Vorsatz für nächstes Jahr: Sterben
Uraufführung in Innsbruck: Felix Hafners Bühnenadaption des Erfolgsromans „Königin der Berge“ ist tief berührend.
Von Barbara Unterthurner
Innsbruck – Mit Ende zwanzig bekommt er die Diagnose, die sein Leben verändert. Multiple Sklerose sei kein Todesurteil mehr, hat man Robert Turin anfangs wohl gesagt. Jetzt, mit Mitte vierzig sitzt er bereits seit Jahren im Rollstuhl, er wohnt im Heim und die Schübe werden immer stärker. Als Nächstes wird wohl das Sprachvermögen angegriffen. Noch muss Turin an der Krankheit, die er poetisch „Königin der Berge“ nennt, nicht sterben – er will es aber.
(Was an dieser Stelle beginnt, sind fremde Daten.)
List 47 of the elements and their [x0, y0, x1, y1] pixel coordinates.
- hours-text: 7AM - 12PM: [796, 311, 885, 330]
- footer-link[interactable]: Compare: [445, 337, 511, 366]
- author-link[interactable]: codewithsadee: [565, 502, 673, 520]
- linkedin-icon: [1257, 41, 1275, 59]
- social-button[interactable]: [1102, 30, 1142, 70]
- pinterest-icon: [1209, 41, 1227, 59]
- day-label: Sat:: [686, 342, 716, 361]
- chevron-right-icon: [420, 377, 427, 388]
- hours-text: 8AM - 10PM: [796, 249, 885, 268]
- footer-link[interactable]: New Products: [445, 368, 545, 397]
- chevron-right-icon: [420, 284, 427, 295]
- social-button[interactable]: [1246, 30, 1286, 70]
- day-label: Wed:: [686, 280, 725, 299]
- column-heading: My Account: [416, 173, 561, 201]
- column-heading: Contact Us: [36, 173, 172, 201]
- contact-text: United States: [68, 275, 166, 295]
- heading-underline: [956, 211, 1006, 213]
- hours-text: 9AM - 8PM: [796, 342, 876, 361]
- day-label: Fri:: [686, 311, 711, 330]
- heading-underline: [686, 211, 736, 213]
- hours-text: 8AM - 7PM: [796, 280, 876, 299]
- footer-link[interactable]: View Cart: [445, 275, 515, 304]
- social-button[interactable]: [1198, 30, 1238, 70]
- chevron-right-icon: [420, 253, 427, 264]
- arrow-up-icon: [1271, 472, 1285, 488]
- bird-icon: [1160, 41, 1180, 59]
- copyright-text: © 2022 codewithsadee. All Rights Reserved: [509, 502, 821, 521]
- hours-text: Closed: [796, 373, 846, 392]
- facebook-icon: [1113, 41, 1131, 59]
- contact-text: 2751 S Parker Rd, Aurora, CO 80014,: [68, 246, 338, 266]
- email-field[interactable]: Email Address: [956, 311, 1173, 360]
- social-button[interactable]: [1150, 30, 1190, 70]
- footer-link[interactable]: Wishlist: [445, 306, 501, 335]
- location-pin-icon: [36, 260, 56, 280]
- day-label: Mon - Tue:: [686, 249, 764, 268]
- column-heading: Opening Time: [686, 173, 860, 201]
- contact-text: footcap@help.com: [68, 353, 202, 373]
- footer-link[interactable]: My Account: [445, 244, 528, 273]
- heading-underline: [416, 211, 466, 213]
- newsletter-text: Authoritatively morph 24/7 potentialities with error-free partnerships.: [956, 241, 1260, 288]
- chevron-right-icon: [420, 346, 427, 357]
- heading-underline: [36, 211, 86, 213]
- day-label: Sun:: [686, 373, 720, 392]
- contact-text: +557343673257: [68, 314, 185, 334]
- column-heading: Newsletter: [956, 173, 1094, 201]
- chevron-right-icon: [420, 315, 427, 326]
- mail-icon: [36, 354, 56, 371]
Sein Jahresvorsatz: Sterben, selbst gewählt und in der Schweiz. Ernst, aber nie todtraurig: Mit dieser Krankheitsgeschichte holte sich Daniel Wisser 2018 u. a. den Österreichischen Buchpreis.
Noch um einiges berührender als der Roman ist die Bühnenadaption von Wissers „Königin der Berge“ unter der Regie von Felix Hafner ausgefallen, die am Mittwoch in den Innsbrucker Kammerspielen vor Publikum uraufgeführt wurde. Jetzt endlich, nach langer Wartezeit. Das Stück sollte bereits im November letzten Jahres zur Premiere kommen.
Mit Dezember 2020 wurde der Stoff noch schnell von der Gegenwart eingeholt: Der Verfassungsgerichtshof hat jene Bestimmung aufgehoben, die die Hilfestellung zum Suizid unter Strafe stellt. Der Roman hätte bald also vielleicht ein ganz anderes Ende nehmen können.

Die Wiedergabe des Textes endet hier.